Shipping is never FREE of course. Someone always has to "pay the freight." But I've always maintained that the only good business deals are the ones where both parties benefit. So at a reasonable price point, where we both benefit, shipping can be free for you if you reside in CONUS and your order is greater than $350 subtotal (inclusive of any applicable discount). If you live in Alaska, Hawaii, Canada or overseas, you will receive a 10% discount on your order (in lieu of free shipping) if your order exceeds $350 subtotal (after 10% discount). Terms and conditions do apply.
*FREE Shipping of freight orders (see notes under YRC) includes Standard Shipping to the nearest freight terminal (YRC/UPS/FedEx). It does not include Residential Delivery, Lift Gate, or Time Critical Services. Naturally, those services can be arranged if you so desire, but Residential Delivery and Lift Gate Service can range from $75 to as high as $125 each.
While I have both Small Package (less than 150 lbs) and Freight (greater than 150 lbs) accounts with both companies, I have used UPS almost exclusively for more than 5 years because FedEx cannot match their rates. As a general rule, UPS Freight and FedEx Freight cannot come close to matching YRC Freight's DRQ pricing.
I reestablished an account with DHL in early 2020. As of 6/25/20, I get a 67% discount on shipping, which I pass on fully to you. For heavy shipments (> 200 lbs) overseas, they are hard to beat for cost and efficiency. For example, below is an actual invoice showing actual shipping costs for a large burl slab (222 lbs crated) shipped to Germany. Note the base shipping cost of $444 USD ($2/lb). The customer requested insurance. After the fact, DHL did apply an $89 surcharge because the shipment was over 150 lbs and one dimension exceeded 48". I was successful in my effort to have that surcharge removed. DHL is an excellent option for efficient, cost effective overseas shipping, though it may be more expensive than USPS for smaller shipments.
I use YRC Freight to ship most large orders within the Continental US and to Alaska, Hawaii and Canada. Freight is generally considered to be over 150 lbs. In years past, YRC rated shipments by the type product being shipped (generally Class 70, 65 or 55 for my products) and the density of the crate. A rating under 20 was the most expensive. A rating over 30 the least expensive. And between 20 and 30, somewhere in between. Regardless, their rates were always less than UPS Freight or FedEx Freight.
In 2016, YRC transitioned to a different method of rating shipments - Dimensional Rate Quote or DRQ. It is based solely on crate dimensions and weight (for a given locale) and dramatically lowered prices.
*FREE shipping on qualified FREIGHT ORDERS is to the nearest YRC Terminal - via Standard service - unless you are able to take delivery at a business address (with loading dock or forklift) or request and are willing to pay the additional cost of Expedited Service (if any) or Time Critical Service.

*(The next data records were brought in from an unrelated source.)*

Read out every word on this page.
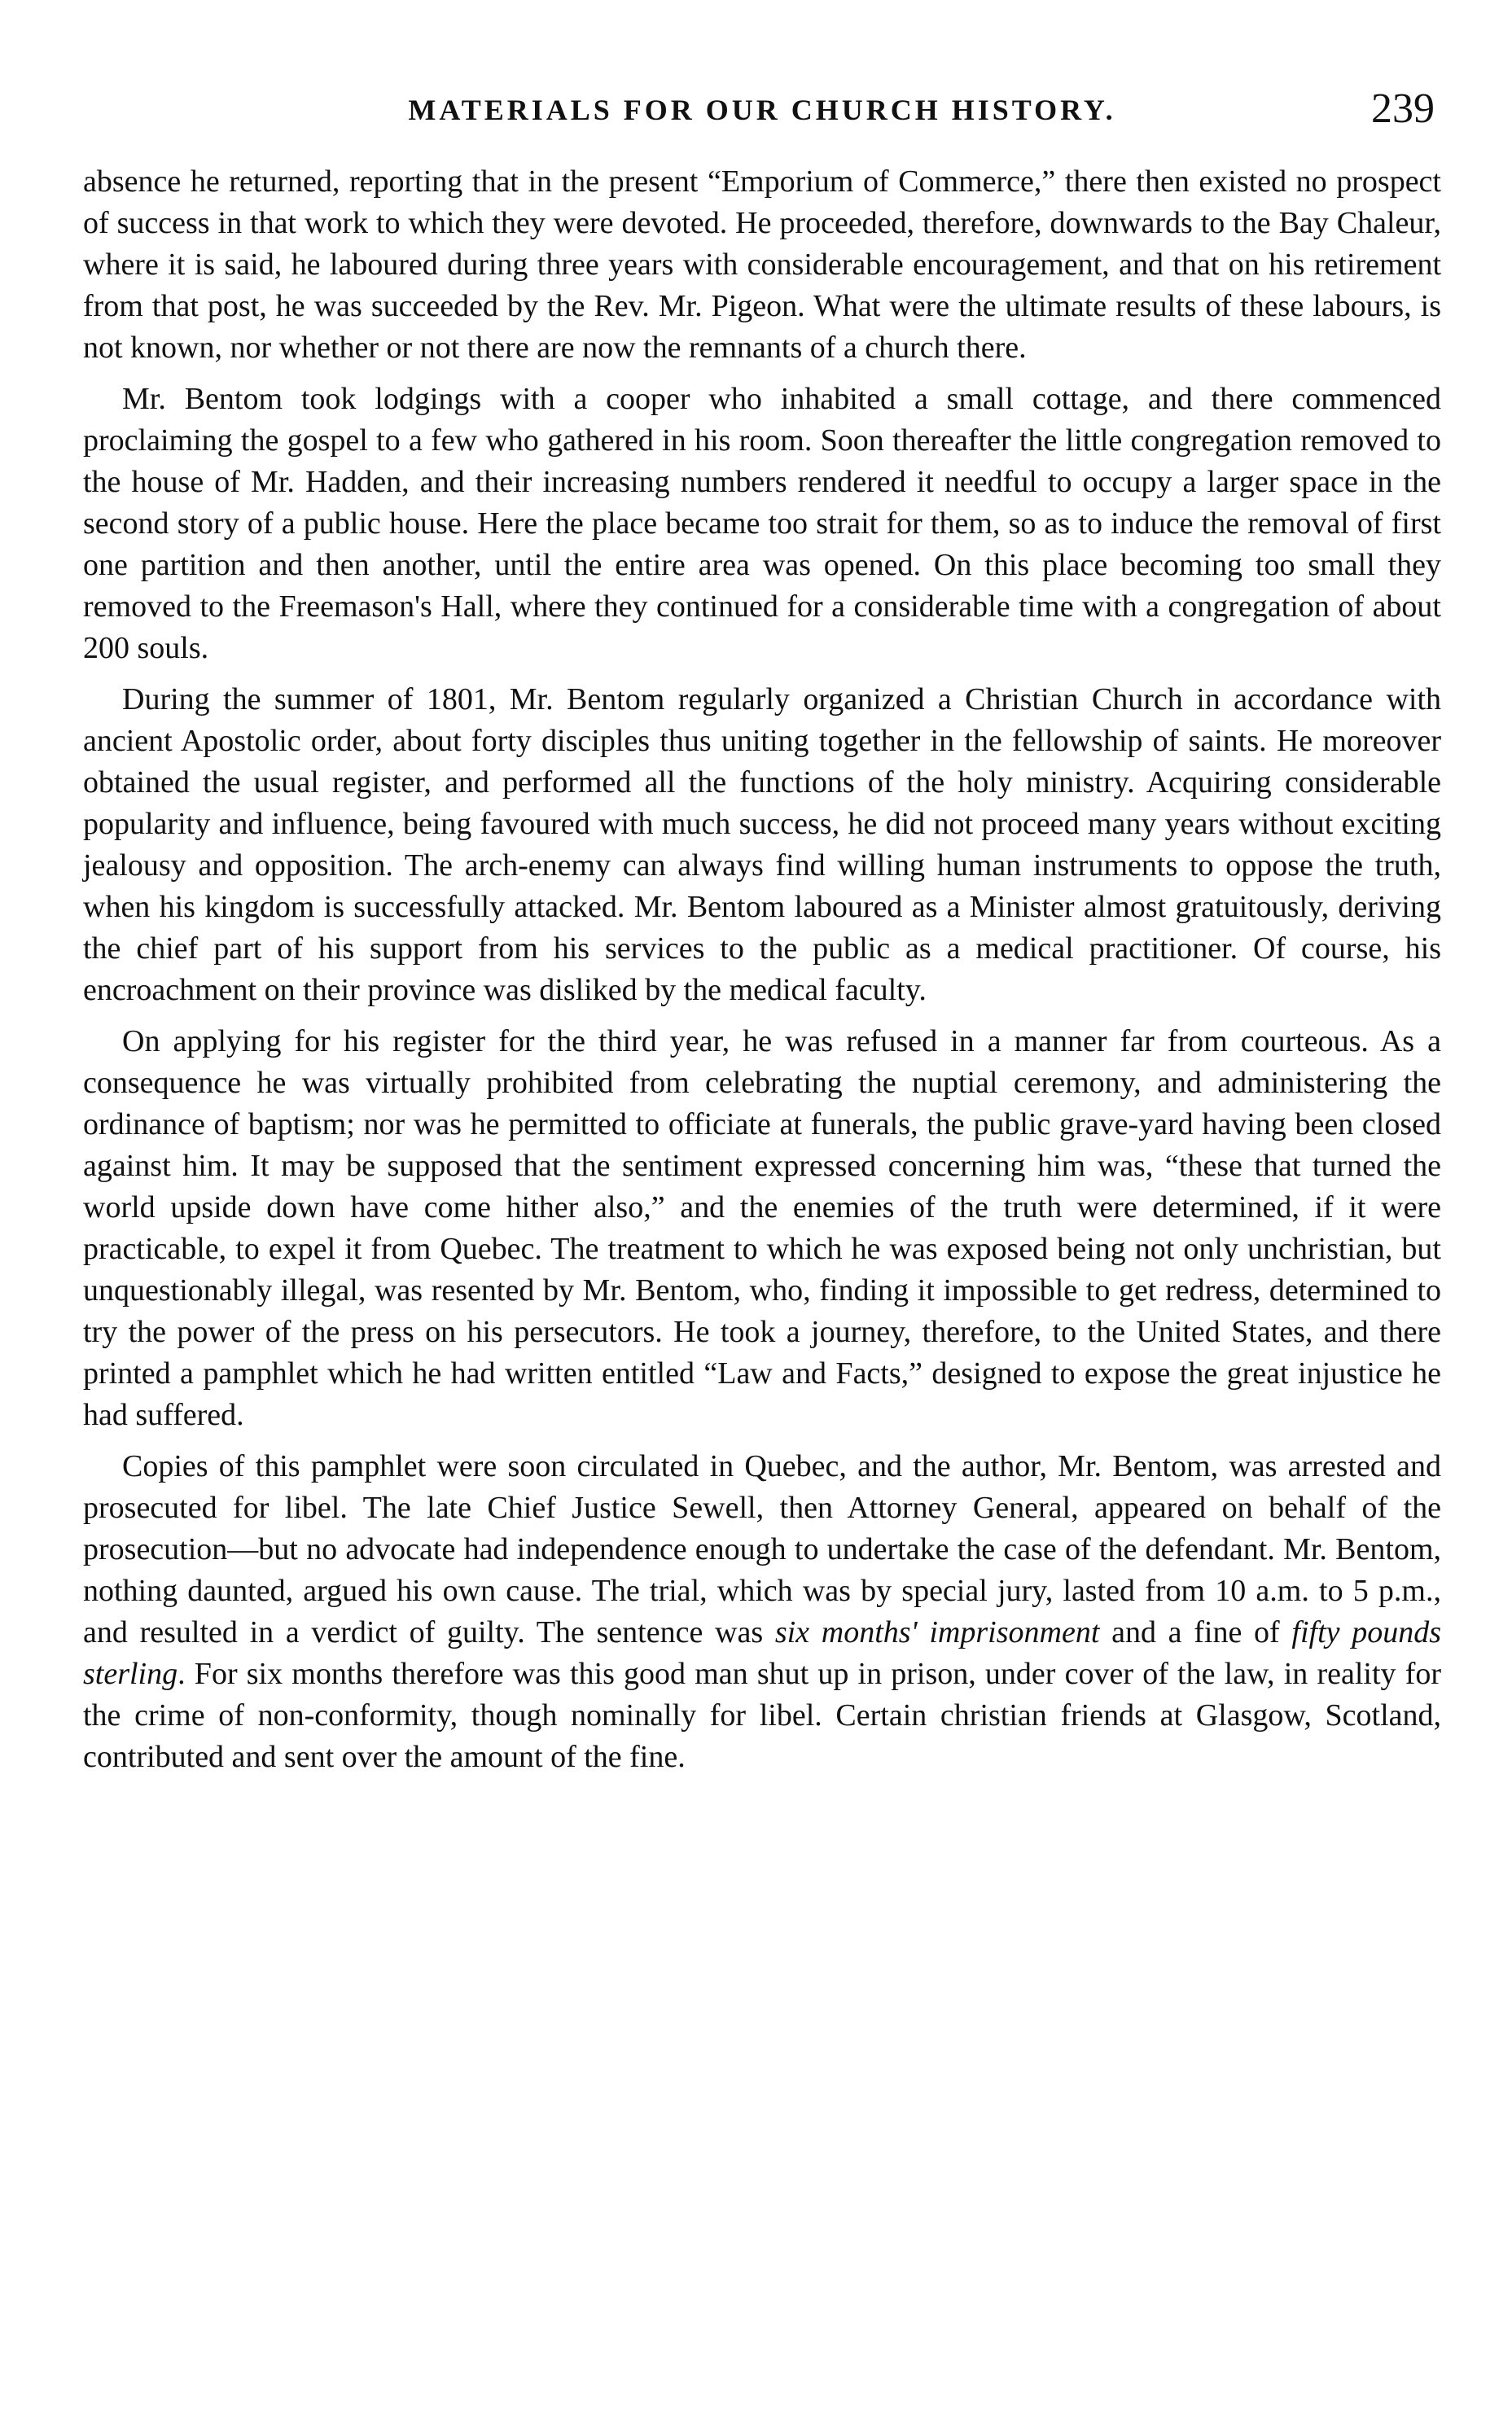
MATERIALS FOR OUR CHURCH HISTORY.	239

absence he returned, reporting that in the present “Emporium of Commerce,” there then existed no prospect of success in that work to which they were devoted. He proceeded, therefore, downwards to the Bay Chaleur, where it is said, he laboured during three years with considerable encouragement, and that on his retirement from that post, he was succeeded by the Rev. Mr. Pigeon. What were the ultimate results of these labours, is not known, nor whether or not there are now the remnants of a church there.

Mr. Bentom took lodgings with a cooper who inhabited a small cottage, and there commenced proclaiming the gospel to a few who gathered in his room. Soon thereafter the little congregation removed to the house of Mr. Hadden, and their increasing numbers rendered it needful to occupy a larger space in the second story of a public house. Here the place became too strait for them, so as to induce the removal of first one partition and then another, until the entire area was opened. On this place becoming too small they removed to the Freemason's Hall, where they continued for a considerable time with a congregation of about 200 souls.

During the summer of 1801, Mr. Bentom regularly organized a Christian Church in accordance with ancient Apostolic order, about forty disciples thus uniting together in the fellowship of saints. He moreover obtained the usual register, and performed all the functions of the holy ministry. Acquiring considerable popularity and influence, being favoured with much success, he did not proceed many years without exciting jealousy and opposition. The arch-enemy can always find willing human instruments to oppose the truth, when his kingdom is successfully attacked. Mr. Bentom laboured as a Minister almost gratuitously, deriving the chief part of his support from his services to the public as a medical practitioner. Of course, his encroachment on their province was disliked by the medical faculty.

On applying for his register for the third year, he was refused in a manner far from courteous. As a consequence he was virtually prohibited from celebrating the nuptial ceremony, and administering the ordinance of baptism; nor was he permitted to officiate at funerals, the public grave-yard having been closed against him. It may be supposed that the sentiment expressed concerning him was, “these that turned the world upside down have come hither also,” and the enemies of the truth were determined, if it were practicable, to expel it from Quebec. The treatment to which he was exposed being not only unchristian, but unquestionably illegal, was resented by Mr. Bentom, who, finding it impossible to get redress, determined to try the power of the press on his persecutors. He took a journey, therefore, to the United States, and there printed a pamphlet which he had written entitled “Law and Facts,” designed to expose the great injustice he had suffered.

Copies of this pamphlet were soon circulated in Quebec, and the author, Mr. Bentom, was arrested and prosecuted for libel. The late Chief Justice Sewell, then Attorney General, appeared on behalf of the prosecution—but no advocate had independence enough to undertake the case of the defendant. Mr. Bentom, nothing daunted, argued his own cause. The trial, which was by special jury, lasted from 10 a.m. to 5 p.m., and resulted in a verdict of guilty. The sentence was six months' imprisonment and a fine of fifty pounds sterling. For six months therefore was this good man shut up in prison, under cover of the law, in reality for the crime of non-conformity, though nominally for libel. Certain christian friends at Glasgow, Scotland, contributed and sent over the amount of the fine.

USPS is the method of choice for most customers overseas and in Alaska, Hawaii and Canada for shipments under 70 lbs. Their rates include customs brokerage. If you require a shipping quote, I can provide an estimate using the USPS app based on estimated size and package weight. Customers are responsible for any applicable GST, VAT, etc., specific to their country.
For small domestic orders, providing they fit in the boxes, it is really hard to beat USPS Regional Rate Box A or Regional Rate Box B (though they are not always cheaper than Flat Rate or other shipping methods. Regional Rate C boxes have been discontinued.
*Note - Flat rate pricing and weight restrictions vary by country. Depending on the shape/weight, shipping via the USPS "Choose Your Own Box" method may be cheaper than Flat Rate. For domestic shipments east of the Mississippi River, shipping via Regional Rate Box A or Box B is normally substantially cheaper than Medium or Large Flat Rate. I use the option whenever possible.
I can arrange shipment via ocean freight to most countries through my customs broker at Seamodal, but pricing is based on a minimum weight or crate size (generally a cubic meter). Because the Port of Norfolk, VA is primarily a container port, less than a container load (LCL) shipments are transported by truck to the Port of Charleston or Port of New York for consolidation, i.e., to be added to a container headed to the destination port until it is filled. So while Ocean Freight rates will definitely be less than Air Freight, total shipment time can be 6-8 weeks depending on how long it takes to consolidate a container and other factors.
I do not purchase insurance when I ship as I consider it a poor investment. Rather, I wrap your purchase in heavy duty stretch wrap and box (using high quality strapping tape and double boxing if necessary) or crate so as to preclude movement during transit. Should you wish to purchase insurance, please let me know prior to packing/shipment.